The common symptoms during a panic attack are hyperventilation, sweating, shortness of breath, racing or pounding heart, chest pain, dizziness, disassociation, terror, tunnel vision, fear of death, paralysis. A person may suffer from a just a few of these symptoms to multiple ones.

An attack occurs unexpectedly without a way for the person to alleviate the symptoms. And while panic attacks are disabling it can be controlled and eventually cured with therapy it doesn’t help the person going through it right now. Is the only thing that a person can do is sit there and wait until the moment the panic attack stops? The answer is no.

There are methods of coping with a panic attack. While you are going for the long term cure in therapy and medication here are a few techniques to help you relieve some of the pain of a panic attack.

Breathe. Relaxation and breathing exercises are proven to help people better cope with anxiety and panic attacks. Center your breathing on your abdomen. When you inhale try to fill your body with enough air to expand your stomach. Practice breathing from your lower abdomen, filling your lungs with as much air and exhaling to the point of gasping. This is important as proper breathing techniques can help reduce the tension in your body. The more oxygen flowing through your body and brain will improve your concentration. Breath steadily.

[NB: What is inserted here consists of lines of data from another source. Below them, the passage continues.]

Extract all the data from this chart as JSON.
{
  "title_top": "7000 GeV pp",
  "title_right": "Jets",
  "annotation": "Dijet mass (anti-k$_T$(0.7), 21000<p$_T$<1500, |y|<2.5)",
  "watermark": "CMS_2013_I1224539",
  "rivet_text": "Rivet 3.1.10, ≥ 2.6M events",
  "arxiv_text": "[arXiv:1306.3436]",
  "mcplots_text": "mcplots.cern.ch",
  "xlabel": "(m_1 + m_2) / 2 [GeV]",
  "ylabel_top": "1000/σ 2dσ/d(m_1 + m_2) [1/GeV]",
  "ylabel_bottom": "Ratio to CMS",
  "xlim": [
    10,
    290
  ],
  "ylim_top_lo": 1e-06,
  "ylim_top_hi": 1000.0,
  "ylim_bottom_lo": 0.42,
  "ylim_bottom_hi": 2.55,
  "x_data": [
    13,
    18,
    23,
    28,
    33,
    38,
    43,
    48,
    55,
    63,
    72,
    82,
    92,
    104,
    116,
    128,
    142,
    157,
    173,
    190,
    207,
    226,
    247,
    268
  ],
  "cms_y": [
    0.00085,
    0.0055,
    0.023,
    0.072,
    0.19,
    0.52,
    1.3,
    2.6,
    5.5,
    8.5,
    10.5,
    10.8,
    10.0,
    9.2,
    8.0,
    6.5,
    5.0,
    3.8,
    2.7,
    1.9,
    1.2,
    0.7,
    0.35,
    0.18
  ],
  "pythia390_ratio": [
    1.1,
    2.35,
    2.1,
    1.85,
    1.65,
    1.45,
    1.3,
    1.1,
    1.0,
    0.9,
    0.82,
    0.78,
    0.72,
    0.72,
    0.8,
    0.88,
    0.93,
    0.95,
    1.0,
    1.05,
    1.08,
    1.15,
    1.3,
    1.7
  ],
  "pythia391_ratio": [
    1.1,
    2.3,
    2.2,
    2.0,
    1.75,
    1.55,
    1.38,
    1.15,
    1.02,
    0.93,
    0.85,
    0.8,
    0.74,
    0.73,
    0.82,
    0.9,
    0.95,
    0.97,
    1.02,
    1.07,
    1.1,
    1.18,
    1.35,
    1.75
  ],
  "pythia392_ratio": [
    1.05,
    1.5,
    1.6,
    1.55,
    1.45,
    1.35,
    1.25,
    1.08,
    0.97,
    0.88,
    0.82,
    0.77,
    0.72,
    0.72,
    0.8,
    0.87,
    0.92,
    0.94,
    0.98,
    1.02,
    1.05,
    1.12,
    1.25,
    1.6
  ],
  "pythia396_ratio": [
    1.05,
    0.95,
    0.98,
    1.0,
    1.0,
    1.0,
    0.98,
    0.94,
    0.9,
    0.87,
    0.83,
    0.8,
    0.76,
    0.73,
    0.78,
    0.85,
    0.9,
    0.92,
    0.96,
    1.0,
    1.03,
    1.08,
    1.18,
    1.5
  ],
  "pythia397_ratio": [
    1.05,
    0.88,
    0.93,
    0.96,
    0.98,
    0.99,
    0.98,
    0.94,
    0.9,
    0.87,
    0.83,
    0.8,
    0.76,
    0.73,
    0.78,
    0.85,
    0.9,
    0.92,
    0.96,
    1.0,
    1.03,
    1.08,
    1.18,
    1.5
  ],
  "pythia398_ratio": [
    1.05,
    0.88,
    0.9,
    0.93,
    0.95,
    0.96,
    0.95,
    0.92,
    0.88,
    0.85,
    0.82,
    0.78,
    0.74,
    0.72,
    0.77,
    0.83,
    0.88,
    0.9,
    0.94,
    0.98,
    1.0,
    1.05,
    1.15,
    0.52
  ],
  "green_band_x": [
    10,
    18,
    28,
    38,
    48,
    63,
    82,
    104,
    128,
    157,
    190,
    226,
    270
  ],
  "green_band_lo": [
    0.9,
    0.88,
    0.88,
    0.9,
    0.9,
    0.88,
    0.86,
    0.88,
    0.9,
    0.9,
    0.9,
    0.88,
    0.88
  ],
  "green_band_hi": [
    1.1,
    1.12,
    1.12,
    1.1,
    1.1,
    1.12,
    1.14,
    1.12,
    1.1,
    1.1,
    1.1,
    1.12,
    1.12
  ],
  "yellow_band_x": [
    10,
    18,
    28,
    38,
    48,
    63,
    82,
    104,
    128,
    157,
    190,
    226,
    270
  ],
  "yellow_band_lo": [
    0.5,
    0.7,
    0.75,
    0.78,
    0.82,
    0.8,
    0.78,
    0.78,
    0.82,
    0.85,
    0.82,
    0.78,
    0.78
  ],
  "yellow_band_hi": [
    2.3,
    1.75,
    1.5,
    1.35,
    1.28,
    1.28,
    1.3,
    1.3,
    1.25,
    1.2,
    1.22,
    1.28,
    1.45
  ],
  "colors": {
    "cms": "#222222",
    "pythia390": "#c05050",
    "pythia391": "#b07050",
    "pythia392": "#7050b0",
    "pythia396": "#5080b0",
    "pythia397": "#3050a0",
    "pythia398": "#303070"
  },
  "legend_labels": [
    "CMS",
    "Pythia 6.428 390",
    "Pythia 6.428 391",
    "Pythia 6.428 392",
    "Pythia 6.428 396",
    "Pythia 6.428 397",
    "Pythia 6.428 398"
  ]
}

Think happy thoughts. When you feel the rising panic in your chest try to imagine your happy place. Imagine yourself prancing along a well lit trail with cute bunnies. Or focus on your favorite thing or person. It doesn’t matter what your type of safe place as long as it can distract you from the fear you are feeling.

Go deep into yourself. Your senses may become overwhelmed during a panic attack. Your sight and hearing may go into a frenzy of visual and aural stimuli. Distance yourself from these by shutting your senses down. Close your eyes or even go as far as plugging your ears.

Identify your feelings and change them. Your initial reaction to a panic attack is to deny what you are feeling. Accept the fear. Don’t blame yourself or think yourself as weak for not being able to control it. The more you face the fear the less intense it’s hold will be over you.

Distract yourself. When you begin focusing on the fear and the endless "what if" scenarios your fear will increase. Count down from a 100 or do any other mundane task will keep your mind from inventing more frightening thoughts.

Panic attacks can be debilitating and devastating in its intensity. The mind is a powerful weapon. But it is still all in the head. Despite the pervading feeling of doom accompanying a panic attack, there is no physical threat to you. A panic attack will not kill you. Recovering from panic attack disorder is a long and arduous process but it can be overcome.